Comment Re:Lessons Learned 20 Years Ago at JPL/Nasa (Score 1) 98
The research we were doing was in fact prompted by the well-documented success of neural networks in other nonlinear problems. One of the very first good examples of an applied adaptive neural network was in the standard modem of the time, which used a very small neural network to optimize the equalizer settings on each end.
Neural nets appear to have a lot more success with constructing nonlinear maps from subsets of Rn to Rm with n and m relatively small. Vision is not such a case as the input space n is very large. Once n and m get large you will require an exponentially large number of training samples, with the increased risk of falling into local minima (mitigated by simulated annealing or tunneling). In addition, if there is any inherent linearity in the problem an old-school Kalman filter may be less sexy but more useful.
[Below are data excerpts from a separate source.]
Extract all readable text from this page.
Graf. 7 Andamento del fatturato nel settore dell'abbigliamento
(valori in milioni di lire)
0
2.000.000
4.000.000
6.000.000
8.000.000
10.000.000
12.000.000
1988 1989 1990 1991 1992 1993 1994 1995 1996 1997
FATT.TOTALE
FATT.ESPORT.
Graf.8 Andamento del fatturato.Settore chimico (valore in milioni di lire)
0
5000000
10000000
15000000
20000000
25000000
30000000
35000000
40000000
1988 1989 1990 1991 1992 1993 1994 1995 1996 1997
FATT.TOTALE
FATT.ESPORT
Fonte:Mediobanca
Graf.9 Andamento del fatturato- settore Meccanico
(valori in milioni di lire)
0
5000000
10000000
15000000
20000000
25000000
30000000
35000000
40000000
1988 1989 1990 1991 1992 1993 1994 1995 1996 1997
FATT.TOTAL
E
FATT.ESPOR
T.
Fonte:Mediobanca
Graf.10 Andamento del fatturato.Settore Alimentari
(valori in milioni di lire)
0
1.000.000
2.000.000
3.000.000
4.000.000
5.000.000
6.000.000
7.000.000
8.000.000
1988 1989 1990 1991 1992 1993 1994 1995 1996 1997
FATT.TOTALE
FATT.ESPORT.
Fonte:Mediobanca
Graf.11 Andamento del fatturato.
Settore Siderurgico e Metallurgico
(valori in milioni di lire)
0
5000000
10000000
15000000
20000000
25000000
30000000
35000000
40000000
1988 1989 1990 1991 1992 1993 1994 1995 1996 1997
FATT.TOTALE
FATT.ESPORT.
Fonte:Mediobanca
Many of the success stories of neural nets are really of the "Stone Soup" variety, in which the neural network is the "Stone" and the meat-and-potatoes real work is in how to preprocess the data to reduce the dimensions n and m. One of the most amazing (non-neural) pattern-recognition apps that I have seen recently is the Shazam technology, which can identify a recorded song from 30 seconds of a (noisy) snippet. Their dimension-reducing logic involves hashes of spectrogram peak pairs. No neural nets to be seen, but absolutely brilliant and points to ways that similar things could be done in the visual domain.